I
Immortal Sun
Guest
For most games, you could see HP as an abstract game element, if you wanted to; but you could also take it as just the way things worked, in that alternate reality. It's clearly not our world, because a real person can't reliably survive such hazards as a high-level character could, but exploring an alternate world has always been one of the big selling points for RPGs. (You could argue that minions are realistic, based on how things work in our own world, but they aren't consistent with how everything else works in their world.)
What 4E did was to take a hard stance, that HP were definitely just a game element that didn't signify anything deeper about how the world worked, and force everyone else to either take it or leave it. I don't think the designers necessarily realized how many people would see that as a deal-breaker.
I think if you're going to start suggesting that "in an alternate reality, things could be different" you have little ground to stand on in suggesting 4E's minion rules are flawed. In the 4E "alternate reality" that's clearly how things work.

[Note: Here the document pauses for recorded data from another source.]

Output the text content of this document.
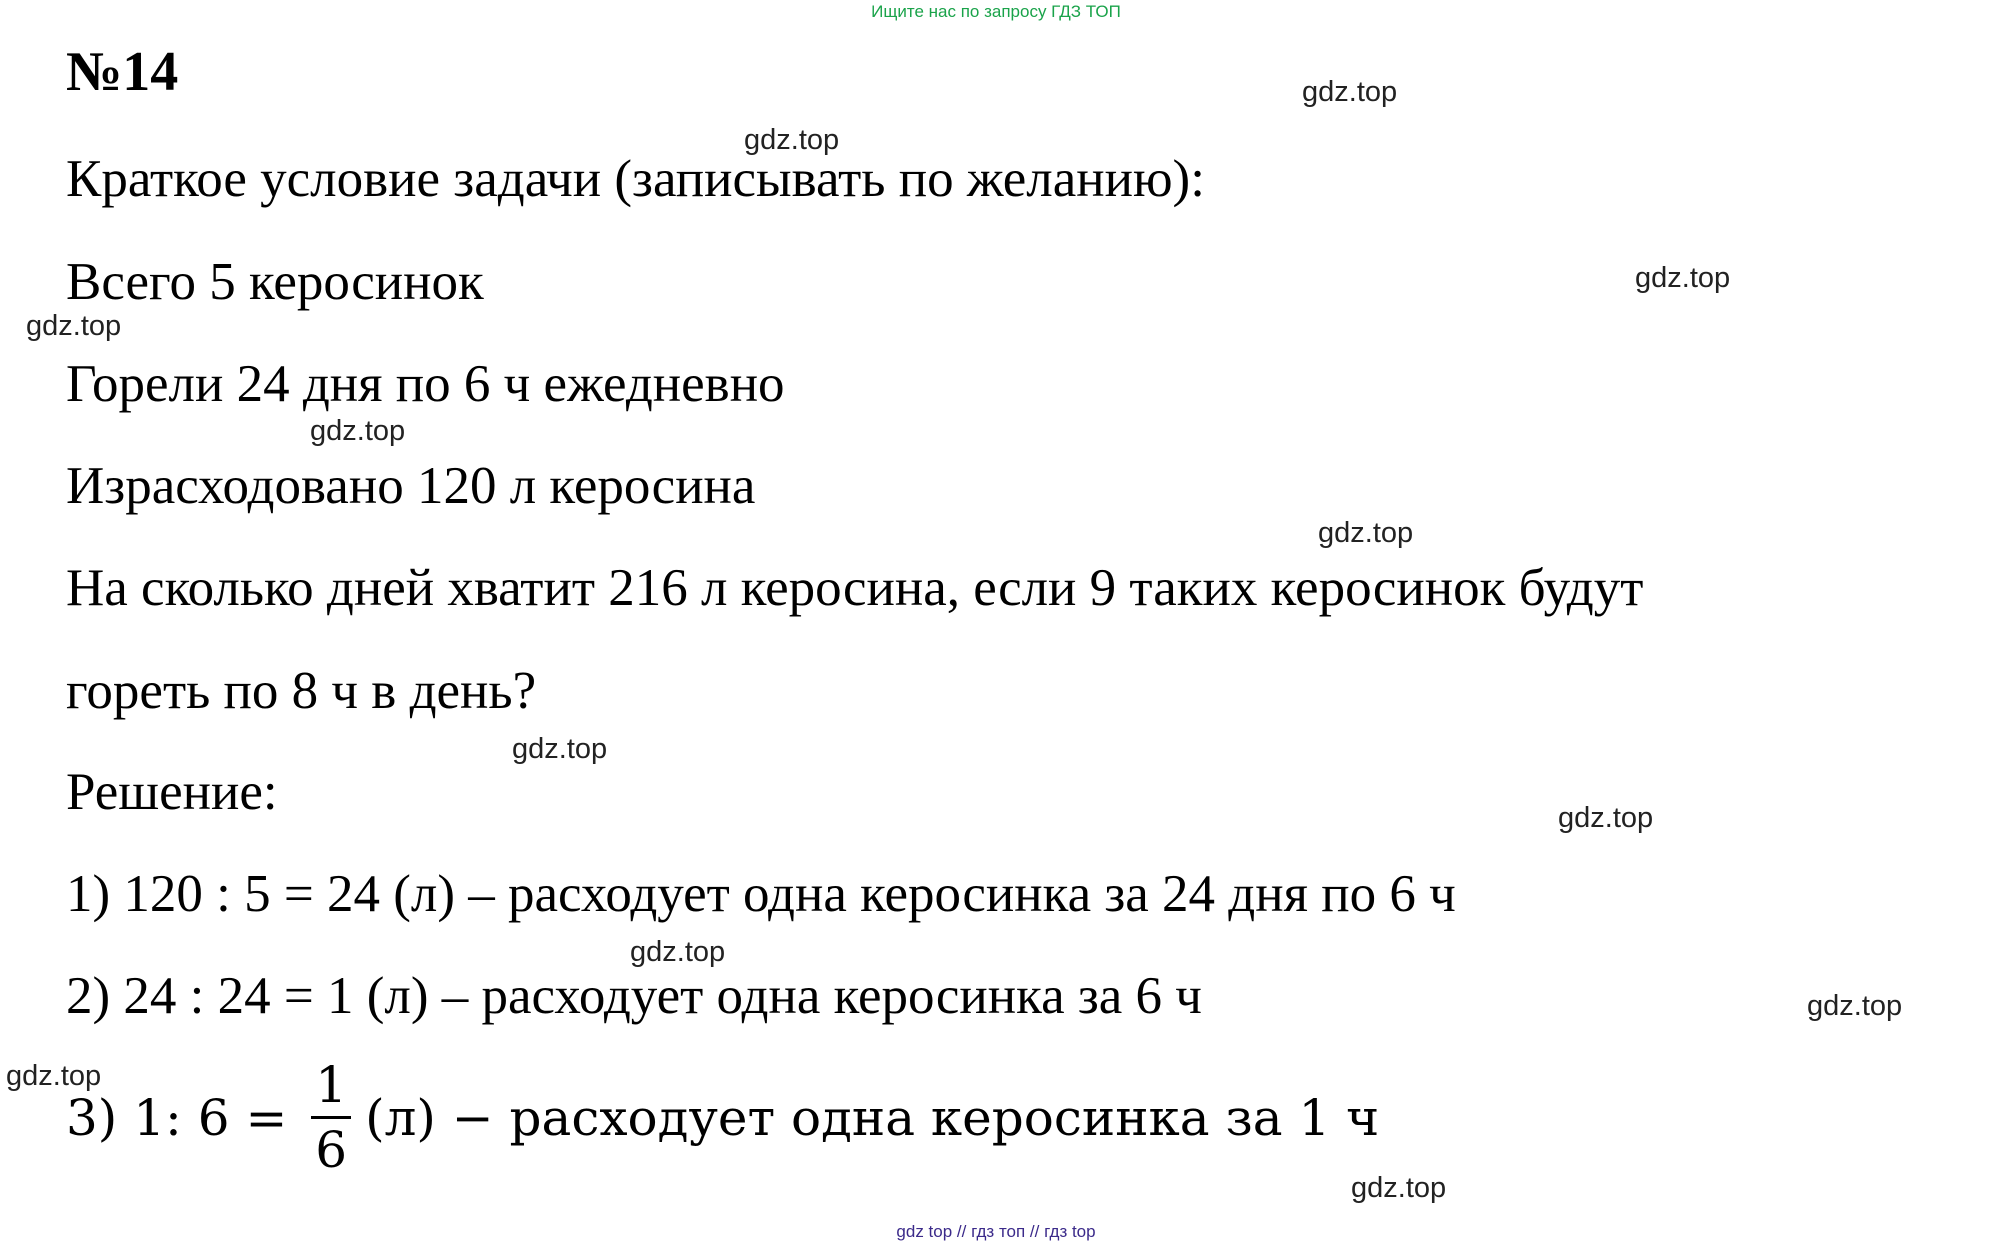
Ищите нас по запросу ГДЗ ТОП
№14
Краткое условие задачи (записывать по желанию):
Всего 5 керосинок
Горели 24 дня по 6 ч ежедневно
Израсходовано 120 л керосина
На сколько дней хватит 216 л керосина, если 9 таких керосинок будут
гореть по 8 ч в день?
Решение:
1) 120 : 5 = 24 (л) – расходует одна керосинка за 24 дня по 6 ч
2) 24 : 24 = 1 (л) – расходует одна керосинка за 6 ч
3) 1: $6 = \frac{1}{6} (л)$ − расходует одна керосинка за 1 ч
gdz.top
gdz.top
gdz.top
gdz.top
gdz.top
gdz.top
gdz.top
gdz.top
gdz.top
gdz.top
gdz.top
gdz.top
gdz top // гдз топ // гдз top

By no means do you have to play in that specific alternate reality. But if we're going to rely on a "many worlds" theory and that in each of them "things may be different" then 4E is no better or worse than any other approach.
You're actually the first person I've seen complain about minion rules being immersion breaking, so perhaps the designers did account for that, and found the actual number of people who would see it as a deal-breaker not worth accounting for. They can't make everyone happy.